The Politics of Ransom

Do Europeans and Americans have different reasons to fear Somali pirates?

Spanish Prime Minister Jose Zapatero “did little to deny” — as the Associated Press put it last week — that his government had helped pay a record-breaking ransom to Somali pirates for the Alakrana, a Basque tuna trawler held for a month and a half off the town of Haradheere.

Ismail Haji Noor, a London-based counter-piracy envoy for Somalia’s Transitional Federal Government, said the ransom of $3.3 million was the highest yet recorded by the TFG. When the pirates released the Alakrana last Tuesday there were reportedly onshore celebrations in Somalia, as well as fights over the money, which would oil every moving part of a well-organized pirate economy.

Over howls of protest from the United States, this pattern of behavior may persist, because the most important element of the pirate economy is the astonishing amount of ransom paid by Western firms. Nils Andersen, head of A.P. Møller-Maersk, one of the world’s largest shipping lines, recently said that ransoms were now just an item on the budget for any risky sea voyage. “If the ships are hijacked, you negotiate, and you try to find a deal with the pirates,” he told the BBC. “I think the whole shipping industry has crossed that bridge, unfortunately. … The sums so far are, you could say, large for pirates, but it’s not something that has damaged [our] company as such.”

So the Somali pirate networks have found not just a choke point in world trade; they’ve found a surprising wormhole between the universes of the desperately poor and the impossibly rich. But the indulgence of Europeans like Andersen and Zapatero drives some Americans up a tree.

“The Europeans wish [our warships] would just go away,” a U.S. Air Force officer in Djibouti said in September, talking unofficially about pirates. (He had nothing to do with counter-piracy and asked not to be named.) “They look at the ransoms as just another tax — the shipping lines as well as the governments. The American shipping lines aren’t eager to pay because they know Americans are targets. If you’re a European, you won’t get killed by a pirate. If you’re American, you might.”

Noor disagrees with that. Somalis in general may have reason to resent Americans, but he says the largely nonfundamentalist community of coastal pirates holds no particular grudge, because they see so few American seafarers. “Of course everyone is looking for an American hostage,” he said, but the real grudge among pirates is against fishing trawlers like the Alakrana.

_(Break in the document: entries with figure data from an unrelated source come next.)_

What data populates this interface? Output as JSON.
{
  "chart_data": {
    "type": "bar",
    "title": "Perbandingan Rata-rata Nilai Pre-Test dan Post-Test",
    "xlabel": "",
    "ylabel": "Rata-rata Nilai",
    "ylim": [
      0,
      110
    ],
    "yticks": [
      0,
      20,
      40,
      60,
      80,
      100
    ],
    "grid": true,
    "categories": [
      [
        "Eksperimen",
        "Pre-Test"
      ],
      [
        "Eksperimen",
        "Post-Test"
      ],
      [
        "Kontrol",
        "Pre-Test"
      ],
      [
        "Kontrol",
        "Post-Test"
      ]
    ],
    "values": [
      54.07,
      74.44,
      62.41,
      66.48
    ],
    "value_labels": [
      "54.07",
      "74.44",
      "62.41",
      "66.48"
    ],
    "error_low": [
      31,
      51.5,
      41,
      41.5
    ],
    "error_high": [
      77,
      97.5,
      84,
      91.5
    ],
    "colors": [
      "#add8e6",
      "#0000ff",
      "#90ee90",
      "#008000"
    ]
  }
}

Since the early ’90s, after the central Somali government of Siad Barre collapsed, foreign fishing boats have harvested Somali waters for valuable seafood like tuna, lobster and shark. The lack of a central government gave the foreign fishermen an excuse to pay no license fees, although some local governors — warlords, in some cases, but also recognized regional leaders — have demanded payment.

This lawless bottom trawling has decimated Somali fishing grounds and outraged coastal communities since at least the mid-’90s. Attempts by Somalis to “enforce” license payment on those boats gradually led to hijacking attempts on larger cargo ships, according to regional experts at the International Crisis Group. Along the way, piracy became organized crime.

But the coastal communities remember old grudges. Abdi Yare, a spokesman in Haradheere for the pirates who held the Alakrana, told Agence France-Presse during the hostage standoff that the boat had been caught “stealing” fish. “The ship we are holding is not a commercial vessel, it came to Somalia to steal our marine resources,” he said. “The amount of fish they have stolen from Somalia is more than the amount of the ransom we have demanded.”

In any case, the fact that pirates catch so few Americans may be a matter of circumstance. U.S. fishing boats tend not to sail as far as the Indian Ocean; and American-flagged ocean liners are relatively rare, because it’s cheaper for a company to pay taxes or crew wages under, say, a Panamanian or Liberian flag.

But pirate gangs make one hard distinction between Europe and the United States: When they demand a sack full of ransom money, they want it in dollars.

“No, they don’t want euros,” a Kenyan seafarers’ unionist named Abubakar Omar told me in Mombasa. He chuckled. “Because dollars are exchangeable,” meaning they work as an alternate currency in Somalia. “Everybody can use them.”